Françoise Coblence s'attarde sur la notion même de plasticité, à partir de la patiente de Freud, Frau Emmy : les réminiscences dont elle souffre -comme toute hystérique- sont liées à "leur caractère visuel, presque trop visuel, trop plastique". Au passage, l'auteur fait remarquer que la force de la plasticité est un peu affadie si on la réduit à la seule nécessité de figuration de la forme car c'est toute la force de présentation du ressenti corporel qui s'y engage. On ne peut concevoir la présentation plastique que comme l'expression simultanée de la qualité et de la quantité. C'est aussi le poids de l'inconscient qui s'engage : "la plastique serait donc aussi cette imprégnation de l'inconscient sur les corps, le témoignage de sa puissance créatrice de formes, dont les sensations constitueraient le relais et qui court-circuiterait la conscience". L'Art est du côté de la "présentation" et non de la seule "représentation".

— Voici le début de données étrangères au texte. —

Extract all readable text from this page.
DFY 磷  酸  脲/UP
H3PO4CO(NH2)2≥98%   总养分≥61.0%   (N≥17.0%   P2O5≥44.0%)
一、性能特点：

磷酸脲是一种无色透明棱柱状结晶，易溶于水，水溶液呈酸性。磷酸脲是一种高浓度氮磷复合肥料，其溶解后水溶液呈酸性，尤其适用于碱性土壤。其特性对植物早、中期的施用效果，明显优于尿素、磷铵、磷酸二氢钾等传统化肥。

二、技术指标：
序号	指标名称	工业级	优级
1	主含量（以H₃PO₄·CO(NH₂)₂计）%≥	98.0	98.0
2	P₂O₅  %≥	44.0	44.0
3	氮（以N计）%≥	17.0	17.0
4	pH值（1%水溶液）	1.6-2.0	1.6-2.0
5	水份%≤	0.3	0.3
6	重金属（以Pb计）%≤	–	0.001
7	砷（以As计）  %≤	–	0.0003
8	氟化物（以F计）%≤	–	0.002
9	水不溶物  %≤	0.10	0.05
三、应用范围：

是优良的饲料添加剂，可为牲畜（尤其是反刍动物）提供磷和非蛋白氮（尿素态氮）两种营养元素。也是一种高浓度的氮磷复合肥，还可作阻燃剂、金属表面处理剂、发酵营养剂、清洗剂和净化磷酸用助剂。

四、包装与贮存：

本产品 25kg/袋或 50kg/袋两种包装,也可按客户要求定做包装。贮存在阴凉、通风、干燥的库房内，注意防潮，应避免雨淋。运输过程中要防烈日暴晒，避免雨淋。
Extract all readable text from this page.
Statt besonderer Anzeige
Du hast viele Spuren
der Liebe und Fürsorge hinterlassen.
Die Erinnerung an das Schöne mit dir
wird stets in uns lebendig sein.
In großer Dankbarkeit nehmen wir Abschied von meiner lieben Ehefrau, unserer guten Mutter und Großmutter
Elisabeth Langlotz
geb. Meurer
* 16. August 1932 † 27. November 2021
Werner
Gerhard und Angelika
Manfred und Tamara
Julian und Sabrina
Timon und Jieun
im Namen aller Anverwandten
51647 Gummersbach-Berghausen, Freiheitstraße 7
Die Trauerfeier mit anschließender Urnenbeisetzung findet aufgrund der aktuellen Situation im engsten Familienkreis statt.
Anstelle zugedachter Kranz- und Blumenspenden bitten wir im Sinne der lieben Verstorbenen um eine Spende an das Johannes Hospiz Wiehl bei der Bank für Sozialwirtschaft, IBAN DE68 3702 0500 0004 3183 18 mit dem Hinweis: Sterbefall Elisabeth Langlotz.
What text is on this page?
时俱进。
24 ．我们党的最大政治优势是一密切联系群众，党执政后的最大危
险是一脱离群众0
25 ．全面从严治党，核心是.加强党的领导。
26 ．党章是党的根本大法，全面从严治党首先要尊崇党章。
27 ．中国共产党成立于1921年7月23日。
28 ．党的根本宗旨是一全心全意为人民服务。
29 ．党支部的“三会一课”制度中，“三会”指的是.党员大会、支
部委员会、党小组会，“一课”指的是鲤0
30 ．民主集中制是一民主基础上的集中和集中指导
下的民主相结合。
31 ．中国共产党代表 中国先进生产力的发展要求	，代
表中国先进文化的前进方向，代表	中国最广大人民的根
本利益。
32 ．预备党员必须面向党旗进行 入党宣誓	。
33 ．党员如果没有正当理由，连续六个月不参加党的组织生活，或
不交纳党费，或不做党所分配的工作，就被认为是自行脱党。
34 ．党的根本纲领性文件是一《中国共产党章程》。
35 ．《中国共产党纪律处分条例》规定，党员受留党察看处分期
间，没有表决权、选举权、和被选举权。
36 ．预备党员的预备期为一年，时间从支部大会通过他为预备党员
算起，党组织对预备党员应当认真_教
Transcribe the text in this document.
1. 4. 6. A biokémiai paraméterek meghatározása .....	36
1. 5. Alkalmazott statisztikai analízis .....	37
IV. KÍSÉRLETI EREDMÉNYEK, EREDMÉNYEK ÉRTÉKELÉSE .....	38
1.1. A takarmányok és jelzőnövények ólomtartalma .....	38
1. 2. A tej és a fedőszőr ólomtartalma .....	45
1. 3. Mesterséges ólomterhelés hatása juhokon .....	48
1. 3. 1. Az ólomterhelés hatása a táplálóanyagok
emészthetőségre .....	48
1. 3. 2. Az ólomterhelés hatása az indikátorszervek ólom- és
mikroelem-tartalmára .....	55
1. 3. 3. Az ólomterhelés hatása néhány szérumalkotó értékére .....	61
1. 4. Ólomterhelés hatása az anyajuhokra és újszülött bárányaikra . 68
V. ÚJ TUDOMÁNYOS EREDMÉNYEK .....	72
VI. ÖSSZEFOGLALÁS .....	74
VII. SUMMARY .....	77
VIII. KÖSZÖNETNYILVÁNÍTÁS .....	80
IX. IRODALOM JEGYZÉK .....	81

Françoise Coblence aborde dans le dernier chapitre un point important à propos de la plasticité des pulsions sexuelles, celle qui permet "la libre mobilité de la libido" : elle rappelle que Freud les considérait comme plus plastiques que les pulsions du moi et aussi que les pulsions de destruction. Grâce à la conjonction de la plasticité de la libido et du caractère mouvant du processus primaire, des voies de décharges seraient offertes au ça, à des conditions possibles pour le moi, dans les sublimations et le plaisir préliminaire. Cette plasticité peut être au service d'Eros, mais aussi de la désexualisation, comme c'est le cas pour la sublimation. Par contre, "l'introduction du plaisir préliminaire comme destin différent de la sublimation permet de tenir à l'écart de toute désexualisation possible la plasticité des pulsions sexuelles partielles qui y est engagée". Il en irait de même pour le plaisir esthétique que Freud rapproche du plaisir préliminaire ; l'esthétique gardienne de la vie, en quelque sorte.